In the U.S., the EPA maintains that no level of radon exposure is riskfree even though everyone encounters the element
in their lives. The agency notes radon is responsible for about 21,000 lung cancer deaths every year. It recommends that homeowners with radon levels of 4 picocuries per liter or more should add a radon-reduction system. By contrast, the owners of Montana’s oldest radon therapy mine Free Enterprise Radon Health Mine said their mine averages around 1,700.
Antone Brooks, formerly a U.S. Department of Energy scientist who studied low-dose radiation, is among those who believe the federal government’s no-level-of-radon-exposure stance goes too far. He pointed to research that indicates low doses of radiation potentially turn on pathways within bodies that could be protective. Though what’s considered a “low dose” depends on who’s talking.
“If you want to go into a radon mine twice a year, I’d say, OK, that’s not too much,” he said. “If you want to live down there, I’d say that’s too much.”

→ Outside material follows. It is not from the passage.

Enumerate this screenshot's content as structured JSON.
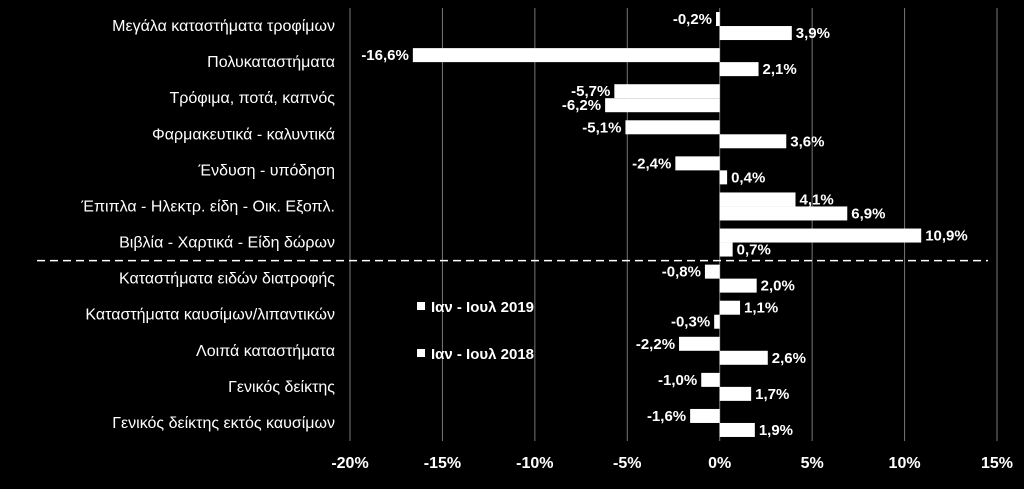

In the early 1900s, small doses of radiation were
used to treat pneumonia with reports it relieved respiratory symptoms. Since then, fear has largely kept the therapeutic potential of low-dose radiation untapped, said Dr. Mohammad Khan, an associate professor with the Winship Cancer Institute at Emory University. But amid the pandemic, providers struggling to find treatments have been giving clinical radiation another look.

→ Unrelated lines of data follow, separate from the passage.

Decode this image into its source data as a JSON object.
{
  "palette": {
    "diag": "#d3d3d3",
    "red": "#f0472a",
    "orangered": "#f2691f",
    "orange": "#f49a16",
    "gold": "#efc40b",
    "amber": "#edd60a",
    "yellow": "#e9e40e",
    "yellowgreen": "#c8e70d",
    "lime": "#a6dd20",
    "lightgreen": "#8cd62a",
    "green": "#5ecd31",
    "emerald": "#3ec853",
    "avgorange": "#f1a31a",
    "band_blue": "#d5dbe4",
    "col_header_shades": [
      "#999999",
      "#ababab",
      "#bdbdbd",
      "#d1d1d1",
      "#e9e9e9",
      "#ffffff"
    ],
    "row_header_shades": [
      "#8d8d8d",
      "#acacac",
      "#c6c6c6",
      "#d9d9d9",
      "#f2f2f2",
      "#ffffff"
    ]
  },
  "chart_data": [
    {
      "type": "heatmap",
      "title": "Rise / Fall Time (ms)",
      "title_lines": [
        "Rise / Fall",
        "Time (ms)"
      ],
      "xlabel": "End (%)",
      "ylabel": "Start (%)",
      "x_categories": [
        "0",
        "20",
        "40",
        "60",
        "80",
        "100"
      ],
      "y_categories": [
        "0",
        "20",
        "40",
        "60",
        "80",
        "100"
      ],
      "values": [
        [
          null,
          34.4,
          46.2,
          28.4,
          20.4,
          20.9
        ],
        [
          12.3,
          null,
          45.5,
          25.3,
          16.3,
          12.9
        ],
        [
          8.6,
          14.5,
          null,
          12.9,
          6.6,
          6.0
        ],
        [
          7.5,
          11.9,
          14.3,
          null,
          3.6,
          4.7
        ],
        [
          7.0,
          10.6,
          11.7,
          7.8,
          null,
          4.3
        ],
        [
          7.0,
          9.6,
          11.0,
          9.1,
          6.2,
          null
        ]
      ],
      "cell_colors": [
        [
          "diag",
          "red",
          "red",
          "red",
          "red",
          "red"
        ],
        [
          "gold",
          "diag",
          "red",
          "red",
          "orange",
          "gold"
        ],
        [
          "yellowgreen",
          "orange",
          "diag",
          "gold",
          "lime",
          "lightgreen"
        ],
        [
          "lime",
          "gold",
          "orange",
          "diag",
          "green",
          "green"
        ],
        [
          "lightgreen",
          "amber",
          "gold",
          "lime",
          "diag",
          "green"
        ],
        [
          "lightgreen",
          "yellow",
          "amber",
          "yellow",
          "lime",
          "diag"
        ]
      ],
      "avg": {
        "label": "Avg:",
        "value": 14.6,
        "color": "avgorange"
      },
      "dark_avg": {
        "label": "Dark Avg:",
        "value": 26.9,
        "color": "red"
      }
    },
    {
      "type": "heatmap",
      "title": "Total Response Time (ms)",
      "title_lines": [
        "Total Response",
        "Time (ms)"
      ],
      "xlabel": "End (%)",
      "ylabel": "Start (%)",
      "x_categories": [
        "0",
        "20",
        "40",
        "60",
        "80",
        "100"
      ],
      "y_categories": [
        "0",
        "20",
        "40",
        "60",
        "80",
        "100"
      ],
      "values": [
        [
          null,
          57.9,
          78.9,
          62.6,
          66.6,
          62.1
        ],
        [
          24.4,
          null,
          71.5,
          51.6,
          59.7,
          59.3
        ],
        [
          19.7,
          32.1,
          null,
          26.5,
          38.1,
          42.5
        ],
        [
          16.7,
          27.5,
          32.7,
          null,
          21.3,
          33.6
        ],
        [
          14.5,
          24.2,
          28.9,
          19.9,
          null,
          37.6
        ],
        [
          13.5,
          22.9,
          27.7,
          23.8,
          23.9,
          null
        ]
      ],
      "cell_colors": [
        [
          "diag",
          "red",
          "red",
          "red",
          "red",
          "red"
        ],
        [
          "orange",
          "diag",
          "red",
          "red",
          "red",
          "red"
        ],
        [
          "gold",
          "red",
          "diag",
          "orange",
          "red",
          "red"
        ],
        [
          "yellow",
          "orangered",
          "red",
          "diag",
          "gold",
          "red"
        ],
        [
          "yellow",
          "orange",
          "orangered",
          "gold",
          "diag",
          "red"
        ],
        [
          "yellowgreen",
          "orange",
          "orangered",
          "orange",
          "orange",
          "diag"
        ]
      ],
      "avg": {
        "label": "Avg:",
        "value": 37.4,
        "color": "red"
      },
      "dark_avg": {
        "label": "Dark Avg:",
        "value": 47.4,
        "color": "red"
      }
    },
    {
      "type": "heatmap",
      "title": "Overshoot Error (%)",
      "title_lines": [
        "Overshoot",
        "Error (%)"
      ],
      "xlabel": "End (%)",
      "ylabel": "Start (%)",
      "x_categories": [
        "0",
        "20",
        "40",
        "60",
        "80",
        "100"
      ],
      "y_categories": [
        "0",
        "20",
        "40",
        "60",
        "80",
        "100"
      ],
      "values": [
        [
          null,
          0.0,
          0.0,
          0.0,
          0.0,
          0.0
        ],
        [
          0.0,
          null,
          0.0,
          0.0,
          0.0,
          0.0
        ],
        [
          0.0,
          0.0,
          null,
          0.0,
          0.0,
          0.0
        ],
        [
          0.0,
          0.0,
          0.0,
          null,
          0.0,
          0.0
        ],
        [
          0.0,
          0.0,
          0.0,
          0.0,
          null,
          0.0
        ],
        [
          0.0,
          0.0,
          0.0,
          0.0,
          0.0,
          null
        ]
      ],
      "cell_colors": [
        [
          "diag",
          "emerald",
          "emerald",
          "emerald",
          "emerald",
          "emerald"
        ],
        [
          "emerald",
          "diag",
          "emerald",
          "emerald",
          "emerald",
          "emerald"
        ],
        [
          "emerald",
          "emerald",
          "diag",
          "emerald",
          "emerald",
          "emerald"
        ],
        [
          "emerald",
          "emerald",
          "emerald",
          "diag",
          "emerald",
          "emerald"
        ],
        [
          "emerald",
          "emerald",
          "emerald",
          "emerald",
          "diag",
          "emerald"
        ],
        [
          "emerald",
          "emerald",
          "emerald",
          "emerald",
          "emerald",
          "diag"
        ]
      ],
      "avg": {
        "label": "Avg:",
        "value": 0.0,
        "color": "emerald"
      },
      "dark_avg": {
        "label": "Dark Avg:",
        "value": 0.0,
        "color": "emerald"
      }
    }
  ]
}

So far, the trials Khan has led show that patients who received targeted low-dose radiation to their lungs got off oxygen and out of the hospital sooner than those without the treatment. Khan said more research is necessary, but it could eventually expand clinical radiation’s role for other illnesses.
“Some people think all radiation is the same thing, that all radiation is like the Hiroshima, Nagasaki bombs, but that’s clearly not the case,” Khan said.
“If you put radiation in the hands of the experts and the right people — we use it wisely, we use it carefully — that balances risk and benefits.”